Environ 11h du mat. Paressant dans la chambre, petit somme après promenade jusqu’au Madeira, voir les locomotives de l’ancien chemin de fer (le chemin de fer Madeira-Guaporé, construit au début du siècle pour le transport du caoutchouc et dont on dit qu'il causa autant de morts qu'il comporte de traverses).
La rive d’en face a l’air assez boisée. Baraques sur le fleuve, la bière à 3 reais, puis rues commerçantes – nombre invraisemblable de boutiques de matelas et de vendeurs de télécommandes. Ville en damier, sans charme particulier. J’ai lu le canard local (Estadão de Rondonia) et j’apprends incidemment qu’Ingrid Bettancourt a été libérée dans la nuit de mercredi à jeudi, et que Lula a attendu ce jour-là pour condamner les prises d’otages par les FARC. Je suis bien content pour elle en tous cas.
Pour moi, je surveille ma déchirure au poumon et l’arrière goût de ma salive, pour le cas où je me remettrais à cracher du sang. Guillaume lit le rapport du PPG7 sur l'APA. Je suis heureux d’être loin de Paris, mais la chaleur monte, monte, il faudra bientôt allumer l’air conditionné.
17 h. Philippe est arrivé comme nous étions partis déjeuner. Chassé-croisé, puis j’entends des femmes parler de lui dans la rue, et enfin il arrive, en chemise noire, et nous apprend que l’APA a fait faillite ! Oups, que faire à présent ? Ou bien nous allons plus loin, dans l'Acre, étudier un autre projet, ou bien nous maintenons la mission en cherchant à comprendre les raisons de l'échec (ce qui d'ailleurs sera plus intéressant pour DURAMAZ).
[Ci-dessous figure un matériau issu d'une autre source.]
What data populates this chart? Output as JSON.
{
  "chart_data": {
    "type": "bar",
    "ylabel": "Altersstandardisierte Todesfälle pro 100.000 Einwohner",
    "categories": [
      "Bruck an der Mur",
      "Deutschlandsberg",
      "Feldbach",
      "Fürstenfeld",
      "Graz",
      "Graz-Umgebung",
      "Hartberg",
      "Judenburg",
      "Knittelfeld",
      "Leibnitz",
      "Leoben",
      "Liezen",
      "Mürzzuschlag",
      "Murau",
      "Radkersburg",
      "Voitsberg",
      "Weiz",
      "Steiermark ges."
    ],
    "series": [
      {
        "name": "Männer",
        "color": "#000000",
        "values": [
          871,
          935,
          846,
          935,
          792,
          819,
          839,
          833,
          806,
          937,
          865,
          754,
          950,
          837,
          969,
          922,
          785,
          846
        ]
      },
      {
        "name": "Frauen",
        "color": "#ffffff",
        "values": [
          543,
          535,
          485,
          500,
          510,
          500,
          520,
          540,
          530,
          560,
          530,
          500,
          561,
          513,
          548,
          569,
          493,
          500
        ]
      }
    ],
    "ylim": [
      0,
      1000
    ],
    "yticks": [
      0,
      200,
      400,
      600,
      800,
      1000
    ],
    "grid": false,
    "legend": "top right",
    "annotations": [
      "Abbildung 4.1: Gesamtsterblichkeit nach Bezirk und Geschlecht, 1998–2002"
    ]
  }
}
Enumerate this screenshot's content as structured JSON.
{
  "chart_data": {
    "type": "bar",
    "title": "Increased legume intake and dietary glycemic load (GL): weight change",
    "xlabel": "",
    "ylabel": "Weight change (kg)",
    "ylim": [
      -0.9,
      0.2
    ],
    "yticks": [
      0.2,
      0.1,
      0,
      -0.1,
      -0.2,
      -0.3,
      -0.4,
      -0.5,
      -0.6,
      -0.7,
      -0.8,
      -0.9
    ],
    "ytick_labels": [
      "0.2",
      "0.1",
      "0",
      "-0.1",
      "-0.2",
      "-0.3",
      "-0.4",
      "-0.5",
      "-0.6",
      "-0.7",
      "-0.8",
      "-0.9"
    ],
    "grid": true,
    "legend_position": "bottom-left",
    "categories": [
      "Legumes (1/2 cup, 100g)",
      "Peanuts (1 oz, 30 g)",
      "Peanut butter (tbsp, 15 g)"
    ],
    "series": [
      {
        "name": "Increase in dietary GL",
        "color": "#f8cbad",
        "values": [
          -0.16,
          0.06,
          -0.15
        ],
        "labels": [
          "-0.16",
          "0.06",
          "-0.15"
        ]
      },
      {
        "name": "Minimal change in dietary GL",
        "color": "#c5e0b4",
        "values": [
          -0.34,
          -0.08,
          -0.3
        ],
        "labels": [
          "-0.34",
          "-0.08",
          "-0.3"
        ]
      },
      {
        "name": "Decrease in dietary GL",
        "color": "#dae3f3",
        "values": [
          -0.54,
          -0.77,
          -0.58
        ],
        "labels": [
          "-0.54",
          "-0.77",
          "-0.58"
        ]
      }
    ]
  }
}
Ce qui ressort de la lecture des rapports concernant la région est une méconnaissance du milieu amazonien, un faible encadrement technique, donc un énorme gâchis de terre ravagée par les brûlis, des familles rapidement face à sols épuisés, nombreux intrants, usage d'agrotoxiques, peu d’excédents et pas de débouchés (la vente aux intermédiaires ne compensent pas coût de production).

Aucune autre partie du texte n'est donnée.